Thank you for writing this. It made me cry, but oh I am so relieved to see the yearning for the stars.
That shouldn’t have given me as many feels as it did…
I want to point out that Gabe Jones had completed at least three semesters of college (and probably more) before he ended up running around Europe blowing things up with a guy in spangly tights.

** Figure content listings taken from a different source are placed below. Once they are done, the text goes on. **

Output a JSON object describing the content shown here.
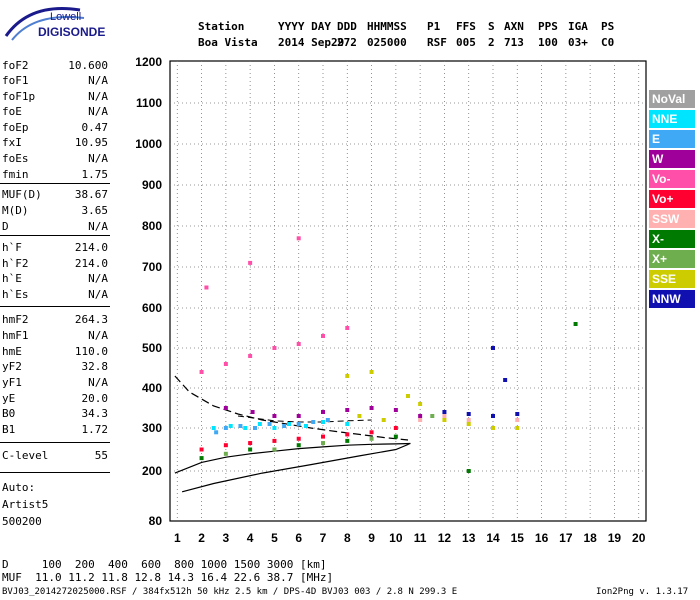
{
  "logo": {
    "line1": "Lowell",
    "line2": "DIGISONDE"
  },
  "header": {
    "labels": [
      "Station",
      "YYYY DAY",
      "DDD",
      "HHMMSS",
      "P1",
      "FFS",
      "S",
      "AXN",
      "PPS",
      "IGA",
      "PS"
    ],
    "values": [
      "Boa Vista",
      "2014 Sep29",
      "272",
      "025000",
      "RSF",
      "005",
      "2",
      "713",
      "100",
      "03+",
      "C0"
    ]
  },
  "params": [
    {
      "name": "foF2",
      "value": "10.600"
    },
    {
      "name": "foF1",
      "value": "N/A"
    },
    {
      "name": "foF1p",
      "value": "N/A"
    },
    {
      "name": "foE",
      "value": "N/A"
    },
    {
      "name": "foEp",
      "value": "0.47"
    },
    {
      "name": "fxI",
      "value": "10.95"
    },
    {
      "name": "foEs",
      "value": "N/A"
    },
    {
      "name": "fmin",
      "value": "1.75"
    },
    {
      "name": "MUF(D)",
      "value": "38.67"
    },
    {
      "name": "M(D)",
      "value": "3.65"
    },
    {
      "name": "D",
      "value": "N/A"
    },
    {
      "name": "h`F",
      "value": "214.0"
    },
    {
      "name": "h`F2",
      "value": "214.0"
    },
    {
      "name": "h`E",
      "value": "N/A"
    },
    {
      "name": "h`Es",
      "value": "N/A"
    },
    {
      "name": "hmF2",
      "value": "264.3"
    },
    {
      "name": "hmF1",
      "value": "N/A"
    },
    {
      "name": "hmE",
      "value": "110.0"
    },
    {
      "name": "yF2",
      "value": "32.8"
    },
    {
      "name": "yF1",
      "value": "N/A"
    },
    {
      "name": "yE",
      "value": "20.0"
    },
    {
      "name": "B0",
      "value": "34.3"
    },
    {
      "name": "B1",
      "value": "1.72"
    },
    {
      "name": "C-level",
      "value": "55"
    }
  ],
  "auto": {
    "line1": "Auto:",
    "line2": "Artist5",
    "line3": "500200"
  },
  "legend": [
    {
      "label": "NoVal",
      "color": "#a0a0a0"
    },
    {
      "label": "NNE",
      "color": "#00e5ff"
    },
    {
      "label": "E",
      "color": "#3fa9f5"
    },
    {
      "label": "W",
      "color": "#a0009a"
    },
    {
      "label": "Vo-",
      "color": "#ff4fa8"
    },
    {
      "label": "Vo+",
      "color": "#ff0030"
    },
    {
      "label": "SSW",
      "color": "#ffb0b0"
    },
    {
      "label": "X-",
      "color": "#007a00"
    },
    {
      "label": "X+",
      "color": "#6fae4f"
    },
    {
      "label": "SSE",
      "color": "#cccc00"
    },
    {
      "label": "NNW",
      "color": "#1010b0"
    }
  ],
  "footer": {
    "d_row": "D     100  200  400  600  800 1000 1500 3000 [km]",
    "muf_row": "MUF  11.0 11.2 11.8 12.8 14.3 16.4 22.6 38.7 [MHz]",
    "file_info": "BVJ03_2014272025000.RSF / 384fx512h 50 kHz 2.5 km / DPS-4D BVJ03 003 / 2.8 N 299.3 E",
    "version": "Ion2Png v. 1.3.17"
  },
  "chart_data": {
    "type": "scatter",
    "xlabel": "",
    "ylabel": "",
    "xlim": [
      1,
      20
    ],
    "ylim": [
      80,
      1200
    ],
    "x_ticks": [
      1,
      2,
      3,
      4,
      5,
      6,
      7,
      8,
      9,
      10,
      11,
      12,
      13,
      14,
      15,
      16,
      17,
      18,
      19,
      20
    ],
    "x_tick_labels": [
      "1",
      "2",
      "3",
      "4",
      "5",
      "6",
      "7",
      "8",
      "9",
      "10",
      "11",
      "12",
      "13",
      "14",
      "15",
      "16",
      "17",
      "18",
      "19",
      "20"
    ],
    "y_ticks": [
      80,
      200,
      300,
      400,
      500,
      600,
      700,
      800,
      900,
      1000,
      1100,
      1200
    ],
    "y_tick_labels": [
      "80",
      "200",
      "300",
      "400",
      "500",
      "600",
      "700",
      "800",
      "900",
      "1000",
      "1100",
      "1200"
    ],
    "grid": true,
    "legend_position": "right",
    "series": [
      {
        "name": "NNE",
        "color": "#00e5ff",
        "points": [
          [
            2.5,
            300
          ],
          [
            3.2,
            305
          ],
          [
            3.8,
            300
          ],
          [
            4.4,
            310
          ],
          [
            5.0,
            300
          ],
          [
            5.6,
            310
          ],
          [
            6.3,
            305
          ],
          [
            7.0,
            315
          ],
          [
            8.0,
            310
          ]
        ]
      },
      {
        "name": "E",
        "color": "#3fa9f5",
        "points": [
          [
            2.6,
            290
          ],
          [
            3.0,
            300
          ],
          [
            3.6,
            305
          ],
          [
            4.2,
            300
          ],
          [
            4.8,
            310
          ],
          [
            5.4,
            305
          ],
          [
            6.0,
            310
          ],
          [
            6.6,
            315
          ],
          [
            7.2,
            320
          ]
        ]
      },
      {
        "name": "W",
        "color": "#a0009a",
        "points": [
          [
            3.0,
            350
          ],
          [
            4.1,
            340
          ],
          [
            5.0,
            330
          ],
          [
            6.0,
            330
          ],
          [
            7.0,
            340
          ],
          [
            8.0,
            345
          ],
          [
            9.0,
            350
          ],
          [
            10.0,
            345
          ],
          [
            11.0,
            330
          ]
        ]
      },
      {
        "name": "Vo-",
        "color": "#ff4fa8",
        "points": [
          [
            2.0,
            440
          ],
          [
            3.0,
            460
          ],
          [
            4.0,
            480
          ],
          [
            5.0,
            500
          ],
          [
            6.0,
            510
          ],
          [
            7.0,
            530
          ],
          [
            8.0,
            550
          ],
          [
            2.2,
            650
          ],
          [
            4.0,
            710
          ],
          [
            6.0,
            770
          ]
        ]
      },
      {
        "name": "Vo+",
        "color": "#ff0030",
        "points": [
          [
            2.0,
            250
          ],
          [
            3.0,
            260
          ],
          [
            4.0,
            265
          ],
          [
            5.0,
            270
          ],
          [
            6.0,
            275
          ],
          [
            7.0,
            280
          ],
          [
            8.0,
            285
          ],
          [
            9.0,
            290
          ],
          [
            10.0,
            300
          ]
        ]
      },
      {
        "name": "SSW",
        "color": "#ffb0b0",
        "points": [
          [
            11.0,
            320
          ],
          [
            12.0,
            330
          ],
          [
            13.0,
            320
          ],
          [
            14.0,
            330
          ],
          [
            15.0,
            320
          ]
        ]
      },
      {
        "name": "X-",
        "color": "#007a00",
        "points": [
          [
            2.0,
            230
          ],
          [
            4.0,
            250
          ],
          [
            6.0,
            260
          ],
          [
            8.0,
            270
          ],
          [
            10.0,
            280
          ],
          [
            13.0,
            200
          ],
          [
            17.4,
            560
          ]
        ]
      },
      {
        "name": "X+",
        "color": "#6fae4f",
        "points": [
          [
            3.0,
            240
          ],
          [
            5.0,
            250
          ],
          [
            7.0,
            265
          ],
          [
            9.0,
            275
          ],
          [
            11.5,
            330
          ]
        ]
      },
      {
        "name": "SSE",
        "color": "#cccc00",
        "points": [
          [
            8.0,
            430
          ],
          [
            9.0,
            440
          ],
          [
            10.5,
            380
          ],
          [
            11.0,
            360
          ],
          [
            12.0,
            320
          ],
          [
            13.0,
            310
          ],
          [
            14.0,
            300
          ],
          [
            15.0,
            300
          ],
          [
            8.5,
            330
          ],
          [
            9.5,
            320
          ]
        ]
      },
      {
        "name": "NNW",
        "color": "#1010b0",
        "points": [
          [
            12.0,
            340
          ],
          [
            13.0,
            335
          ],
          [
            14.0,
            330
          ],
          [
            15.0,
            335
          ],
          [
            14.5,
            420
          ],
          [
            14.0,
            500
          ]
        ]
      }
    ],
    "profile_curves": {
      "solid": [
        [
          0.9,
          195
        ],
        [
          2,
          220
        ],
        [
          3,
          232
        ],
        [
          4,
          240
        ],
        [
          5,
          246
        ],
        [
          6,
          252
        ],
        [
          7,
          256
        ],
        [
          8,
          260
        ],
        [
          9,
          262
        ],
        [
          10,
          263
        ],
        [
          10.6,
          264
        ],
        [
          10.0,
          250
        ],
        [
          8.5,
          235
        ],
        [
          6.5,
          215
        ],
        [
          4.5,
          195
        ],
        [
          2.5,
          170
        ],
        [
          1.2,
          150
        ]
      ],
      "dashed": [
        [
          0.9,
          430
        ],
        [
          1.5,
          390
        ],
        [
          2.5,
          355
        ],
        [
          3.5,
          335
        ],
        [
          4.5,
          320
        ],
        [
          5.5,
          310
        ],
        [
          6.5,
          300
        ],
        [
          7.5,
          292
        ],
        [
          8.5,
          285
        ],
        [
          9.5,
          278
        ],
        [
          10.5,
          272
        ]
      ],
      "dashed_trace": [
        [
          3.5,
          330
        ],
        [
          5,
          318
        ],
        [
          6,
          315
        ],
        [
          7,
          315
        ],
        [
          8,
          318
        ],
        [
          9,
          320
        ]
      ]
    }
  }
}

Dum Dum: I didn’t know you spoke German.
Gabe: Two semesters at Howards before I switched to French because the girls were cuter.
Gabe Jones is pretty damn awesome.* I dug up some stats so we can appreciate how awesome.
- 2% of white people age 14 and older in the USA were illiterate. For POC ("Black and other") it was 11.5%
- 13% of white men age 25 and older had completed high school. For men of color of the same age (“Black and other races”) it was 3.8%.
- 5.3% percent of white men age 25 and older had completed at least one year of college. For men of color of the same age it was 1.7%.
In other words, Gabe had the deck stacked against him in a serious way, but he is a smartypants and he is tenacious and he slogged through a lot of crap to get to where he wanted to be. He needs more appreciation.
*Of course, we knew that already, but there’s no such thing as too much Gabe Jones love.